Тишина. Длиннее. Дэн слышал, как Элен дышит – ровно, контролируемо, по привычке, – и где-то на фоне тикали часы, те самые настенные часы в форме кота с маятником-хвостом, которые висели на кухне его детства и которые Элен отказывалась выбрасывать, потому что Дэн подарил их ей в восьмом классе.
– Дэнни, – повторила она, и на этот раз голос был другим, тоньше, и Дэн понял, что она плачет, или близка к этому, или борется, – эта штука. Она помогает чувствовать? Чувствовать других людей?
– Они думают, что да.
– Значит… – она замолчала. Дэн ждал. – Значит, все эти годы. Когда я обнимала тебя, а ты… когда ты не… – она снова замолчала, и Дэн услышал, как она сглотнула, резко, как глотают, чтобы не заплакать в трубку. – Дэнни, это значит, между нами всегда было по-другому? Не так, как у других матерей и сыновей? Потому что у тебя не было этой… штуки?
Дэн закрыл глаза. За веками была темнота, и в темноте – его квартира: кровать, стол, стул, окно с видом на пожарную лестницу, стены без фотографий. Тишина.
– Я не знаю, мам, – сказал он, и это было правдой, и правда была недостаточной, и он знал это.
– Потому что я всегда чувствовала… я думала, что это я. Что я что-то делаю не так. Что ты не чувствуешь мою любовь, потому что я не умею правильно. Или потому что отец ушёл, и я… – голос сорвался. – Тридцать лет, Дэнни. Я тридцать лет думала, что недостаточно тебя люблю. Что недостаточно тепла. Что зазор – мой. А оказывается – он… он в твоей голове? Буквально?
– Мам.
– Нет, подожди. Подожди. Дай мне… – шорох, звук, как будто она пересела или прижала руку к лицу. – У всех людей есть что-то, что помогает чувствовать связь. У меня есть. Когда я тебя обнимала – я чувствовала. Всегда. Но ты… ты не чувствовал то же самое? Не мог?
– Я чувствовал, – сказал Дэн. – Тепло. Твои руки. Запах. Я всё это чувствовал. Просто… как будто через стекло. Приглушённо. Не… не так, как ты.
– Не так, как все.
– Не так, как все.
Тишина. Часы тикали. Дэн сидел на кровати и держал телефон у уха, и думал о том, что Элен Кёртис – медсестра, пятьдесят шесть лет, Портленд, «прозрачная» – прожила тридцать лет, обнимая сына, который не мог почувствовать её объятия так, как она чувствовала его.
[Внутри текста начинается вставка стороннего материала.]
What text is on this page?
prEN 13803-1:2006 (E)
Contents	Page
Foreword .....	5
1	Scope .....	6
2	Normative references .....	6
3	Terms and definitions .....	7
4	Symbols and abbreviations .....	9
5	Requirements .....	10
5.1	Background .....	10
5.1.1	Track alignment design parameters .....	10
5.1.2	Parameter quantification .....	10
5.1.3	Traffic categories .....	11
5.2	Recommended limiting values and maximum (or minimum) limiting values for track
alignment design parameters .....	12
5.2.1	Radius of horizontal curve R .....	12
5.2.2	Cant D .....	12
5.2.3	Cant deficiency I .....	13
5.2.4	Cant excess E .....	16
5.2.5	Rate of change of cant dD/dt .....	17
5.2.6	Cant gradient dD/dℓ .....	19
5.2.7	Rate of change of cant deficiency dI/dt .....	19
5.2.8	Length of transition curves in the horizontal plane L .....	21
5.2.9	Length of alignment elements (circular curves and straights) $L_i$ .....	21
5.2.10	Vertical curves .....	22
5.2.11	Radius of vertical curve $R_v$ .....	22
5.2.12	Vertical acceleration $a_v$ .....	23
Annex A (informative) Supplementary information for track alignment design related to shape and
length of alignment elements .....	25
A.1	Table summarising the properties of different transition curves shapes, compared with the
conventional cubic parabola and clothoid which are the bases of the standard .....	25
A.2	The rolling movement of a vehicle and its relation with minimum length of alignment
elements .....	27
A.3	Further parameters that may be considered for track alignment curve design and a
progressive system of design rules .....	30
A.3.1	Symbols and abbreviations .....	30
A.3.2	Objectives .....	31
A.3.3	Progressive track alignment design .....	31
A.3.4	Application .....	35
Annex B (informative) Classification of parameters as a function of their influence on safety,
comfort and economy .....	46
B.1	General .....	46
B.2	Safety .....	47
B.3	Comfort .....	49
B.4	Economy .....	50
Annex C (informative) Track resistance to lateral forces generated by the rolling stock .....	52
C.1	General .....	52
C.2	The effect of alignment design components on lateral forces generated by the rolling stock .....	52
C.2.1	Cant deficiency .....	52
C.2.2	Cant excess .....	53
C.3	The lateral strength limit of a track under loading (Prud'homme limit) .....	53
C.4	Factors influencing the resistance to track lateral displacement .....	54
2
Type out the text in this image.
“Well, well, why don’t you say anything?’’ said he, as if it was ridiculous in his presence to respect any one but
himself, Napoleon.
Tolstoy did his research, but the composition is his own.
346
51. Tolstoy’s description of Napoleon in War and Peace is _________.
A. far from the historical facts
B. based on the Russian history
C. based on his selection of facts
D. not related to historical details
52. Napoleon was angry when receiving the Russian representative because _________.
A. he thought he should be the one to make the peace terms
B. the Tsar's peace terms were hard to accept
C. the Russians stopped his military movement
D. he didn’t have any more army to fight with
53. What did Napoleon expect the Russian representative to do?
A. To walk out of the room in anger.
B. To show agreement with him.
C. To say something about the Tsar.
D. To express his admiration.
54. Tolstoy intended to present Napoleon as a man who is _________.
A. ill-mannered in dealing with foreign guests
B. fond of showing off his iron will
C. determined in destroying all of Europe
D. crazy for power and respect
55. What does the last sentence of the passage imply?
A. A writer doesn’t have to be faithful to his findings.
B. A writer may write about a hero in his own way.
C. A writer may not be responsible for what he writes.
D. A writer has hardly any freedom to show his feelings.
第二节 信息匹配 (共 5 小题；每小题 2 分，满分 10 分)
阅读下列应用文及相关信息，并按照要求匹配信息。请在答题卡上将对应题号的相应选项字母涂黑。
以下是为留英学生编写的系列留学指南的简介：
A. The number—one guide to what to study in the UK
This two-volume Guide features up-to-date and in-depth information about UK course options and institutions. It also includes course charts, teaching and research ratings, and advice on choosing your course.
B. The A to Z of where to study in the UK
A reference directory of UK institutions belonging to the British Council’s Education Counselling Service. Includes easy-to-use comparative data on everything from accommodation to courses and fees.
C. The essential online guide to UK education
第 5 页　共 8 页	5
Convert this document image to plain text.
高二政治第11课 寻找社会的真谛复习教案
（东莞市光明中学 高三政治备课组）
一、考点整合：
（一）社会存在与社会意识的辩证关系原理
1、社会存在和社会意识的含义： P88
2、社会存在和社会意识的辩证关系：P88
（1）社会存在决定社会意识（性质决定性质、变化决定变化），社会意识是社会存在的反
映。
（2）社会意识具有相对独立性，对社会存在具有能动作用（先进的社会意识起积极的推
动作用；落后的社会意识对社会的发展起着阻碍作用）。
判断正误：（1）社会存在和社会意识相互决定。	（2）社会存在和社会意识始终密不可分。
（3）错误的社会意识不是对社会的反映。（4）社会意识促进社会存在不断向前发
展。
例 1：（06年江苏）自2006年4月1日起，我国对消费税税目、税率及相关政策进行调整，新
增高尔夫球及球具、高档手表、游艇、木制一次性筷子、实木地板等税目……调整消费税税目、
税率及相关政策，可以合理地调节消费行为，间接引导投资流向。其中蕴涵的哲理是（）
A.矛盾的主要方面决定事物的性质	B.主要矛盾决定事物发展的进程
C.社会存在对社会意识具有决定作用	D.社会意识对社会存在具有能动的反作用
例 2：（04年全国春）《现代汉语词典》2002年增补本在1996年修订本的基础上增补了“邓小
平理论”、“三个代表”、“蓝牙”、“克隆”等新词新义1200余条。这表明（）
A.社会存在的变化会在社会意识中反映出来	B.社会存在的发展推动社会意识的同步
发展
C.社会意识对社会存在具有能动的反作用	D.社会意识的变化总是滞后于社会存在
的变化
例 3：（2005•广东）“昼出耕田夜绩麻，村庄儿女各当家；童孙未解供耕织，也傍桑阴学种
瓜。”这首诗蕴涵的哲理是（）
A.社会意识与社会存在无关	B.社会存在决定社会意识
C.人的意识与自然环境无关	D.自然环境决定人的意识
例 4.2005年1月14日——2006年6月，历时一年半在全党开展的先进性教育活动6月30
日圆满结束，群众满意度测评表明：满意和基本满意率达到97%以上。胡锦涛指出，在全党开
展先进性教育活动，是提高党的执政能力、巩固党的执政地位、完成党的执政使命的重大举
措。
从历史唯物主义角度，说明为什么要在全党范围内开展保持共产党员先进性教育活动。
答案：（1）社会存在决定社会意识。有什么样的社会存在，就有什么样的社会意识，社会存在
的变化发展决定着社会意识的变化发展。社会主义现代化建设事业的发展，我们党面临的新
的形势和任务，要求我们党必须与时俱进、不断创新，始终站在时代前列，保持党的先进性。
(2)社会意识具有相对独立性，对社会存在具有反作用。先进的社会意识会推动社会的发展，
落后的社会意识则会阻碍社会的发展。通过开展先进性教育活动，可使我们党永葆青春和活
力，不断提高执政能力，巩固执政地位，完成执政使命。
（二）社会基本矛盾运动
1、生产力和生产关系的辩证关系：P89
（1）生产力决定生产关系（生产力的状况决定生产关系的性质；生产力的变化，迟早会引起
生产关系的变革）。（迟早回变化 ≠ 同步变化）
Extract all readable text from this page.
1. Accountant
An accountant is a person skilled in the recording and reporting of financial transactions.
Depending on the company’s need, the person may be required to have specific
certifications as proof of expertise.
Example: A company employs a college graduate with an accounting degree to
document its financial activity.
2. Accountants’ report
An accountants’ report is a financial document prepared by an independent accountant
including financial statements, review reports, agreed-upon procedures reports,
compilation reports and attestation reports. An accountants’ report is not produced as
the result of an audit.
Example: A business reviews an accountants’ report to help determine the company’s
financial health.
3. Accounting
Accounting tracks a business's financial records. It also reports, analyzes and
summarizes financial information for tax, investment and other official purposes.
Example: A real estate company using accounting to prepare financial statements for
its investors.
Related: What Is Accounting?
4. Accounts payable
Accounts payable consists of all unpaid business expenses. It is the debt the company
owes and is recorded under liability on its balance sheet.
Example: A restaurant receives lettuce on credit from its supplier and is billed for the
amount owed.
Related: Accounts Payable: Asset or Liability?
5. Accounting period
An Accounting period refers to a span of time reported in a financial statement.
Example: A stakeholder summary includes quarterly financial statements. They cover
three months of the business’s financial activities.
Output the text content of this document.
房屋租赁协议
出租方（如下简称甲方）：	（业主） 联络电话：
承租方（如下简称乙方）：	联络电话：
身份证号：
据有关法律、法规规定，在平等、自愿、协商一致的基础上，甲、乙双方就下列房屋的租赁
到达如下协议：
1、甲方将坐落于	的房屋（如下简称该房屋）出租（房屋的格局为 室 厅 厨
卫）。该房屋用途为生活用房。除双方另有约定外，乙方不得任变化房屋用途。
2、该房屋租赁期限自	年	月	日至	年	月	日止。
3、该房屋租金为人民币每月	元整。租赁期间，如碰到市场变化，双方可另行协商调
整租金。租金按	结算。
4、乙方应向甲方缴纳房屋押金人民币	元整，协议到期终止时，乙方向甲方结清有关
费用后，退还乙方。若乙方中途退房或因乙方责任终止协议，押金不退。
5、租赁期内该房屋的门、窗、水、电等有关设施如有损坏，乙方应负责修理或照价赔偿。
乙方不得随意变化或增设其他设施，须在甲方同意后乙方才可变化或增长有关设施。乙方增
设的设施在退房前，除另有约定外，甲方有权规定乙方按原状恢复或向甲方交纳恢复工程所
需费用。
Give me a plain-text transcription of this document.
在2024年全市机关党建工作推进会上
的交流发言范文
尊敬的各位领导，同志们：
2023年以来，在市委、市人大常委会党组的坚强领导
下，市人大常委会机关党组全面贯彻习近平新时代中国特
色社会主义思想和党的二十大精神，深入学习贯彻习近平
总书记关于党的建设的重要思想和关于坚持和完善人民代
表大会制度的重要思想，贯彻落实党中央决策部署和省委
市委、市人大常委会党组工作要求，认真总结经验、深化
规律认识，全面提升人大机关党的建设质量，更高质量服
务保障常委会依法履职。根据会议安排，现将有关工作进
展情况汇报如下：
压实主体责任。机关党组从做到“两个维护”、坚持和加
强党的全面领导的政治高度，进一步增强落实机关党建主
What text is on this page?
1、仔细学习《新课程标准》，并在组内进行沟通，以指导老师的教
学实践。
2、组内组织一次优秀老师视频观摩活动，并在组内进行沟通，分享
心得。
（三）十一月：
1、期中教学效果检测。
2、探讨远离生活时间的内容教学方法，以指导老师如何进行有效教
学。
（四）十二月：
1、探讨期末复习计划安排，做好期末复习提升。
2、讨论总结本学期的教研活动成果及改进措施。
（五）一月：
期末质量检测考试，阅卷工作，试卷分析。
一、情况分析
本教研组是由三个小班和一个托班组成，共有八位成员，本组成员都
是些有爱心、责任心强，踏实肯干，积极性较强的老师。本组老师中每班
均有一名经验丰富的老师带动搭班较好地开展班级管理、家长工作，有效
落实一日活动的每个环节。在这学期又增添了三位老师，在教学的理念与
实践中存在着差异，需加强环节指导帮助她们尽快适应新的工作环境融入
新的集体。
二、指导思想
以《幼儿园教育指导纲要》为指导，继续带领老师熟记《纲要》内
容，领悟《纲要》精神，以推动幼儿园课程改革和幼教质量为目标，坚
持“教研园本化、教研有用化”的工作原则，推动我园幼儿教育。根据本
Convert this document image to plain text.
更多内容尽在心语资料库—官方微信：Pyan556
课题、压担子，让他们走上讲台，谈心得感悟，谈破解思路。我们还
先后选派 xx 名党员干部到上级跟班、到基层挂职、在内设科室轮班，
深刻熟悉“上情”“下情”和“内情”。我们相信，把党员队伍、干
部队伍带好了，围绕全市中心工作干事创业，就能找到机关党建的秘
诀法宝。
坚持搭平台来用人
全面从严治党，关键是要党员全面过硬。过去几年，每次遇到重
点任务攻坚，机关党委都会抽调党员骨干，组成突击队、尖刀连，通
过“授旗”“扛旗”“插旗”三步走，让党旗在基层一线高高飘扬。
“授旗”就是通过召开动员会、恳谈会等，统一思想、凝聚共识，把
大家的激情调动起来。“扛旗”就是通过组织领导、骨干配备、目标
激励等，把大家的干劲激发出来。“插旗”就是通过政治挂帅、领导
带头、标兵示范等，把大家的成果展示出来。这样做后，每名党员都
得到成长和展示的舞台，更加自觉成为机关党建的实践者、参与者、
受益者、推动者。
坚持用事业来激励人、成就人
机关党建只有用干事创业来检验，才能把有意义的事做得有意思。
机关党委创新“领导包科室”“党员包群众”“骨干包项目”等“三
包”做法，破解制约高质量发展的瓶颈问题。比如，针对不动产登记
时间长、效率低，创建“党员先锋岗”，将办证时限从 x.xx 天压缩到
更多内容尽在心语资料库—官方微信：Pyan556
Не потому что не хотел. Не потому что был холоден, или ранен, или болен. А потому что в его мозге, в кортикальных слоях II и III, не было фрактальной наноструктуры, которая была у неё, и у каждой другой матери, и у каждого другого сына, и у каждого человека на планете, кроме 0,03%.
– Мам, – сказал он. – Я тебя люблю.
– Я знаю, Дэнни.
– Стекло – это не ты. Это никогда не было ты.
– Я знаю. – Пауза. – Нет. Не знаю. Мне нужно время. Мне нужно… – она не договорила. Потом, ровнее: – Ты летишь в Берлин?
– Да.
– Когда?
– На этой неделе. Они хотят обследовать меня.
– Они будут делать что-то с твоим мозгом?
– Нет. Сканирование. Тесты. Ничего инвазивного.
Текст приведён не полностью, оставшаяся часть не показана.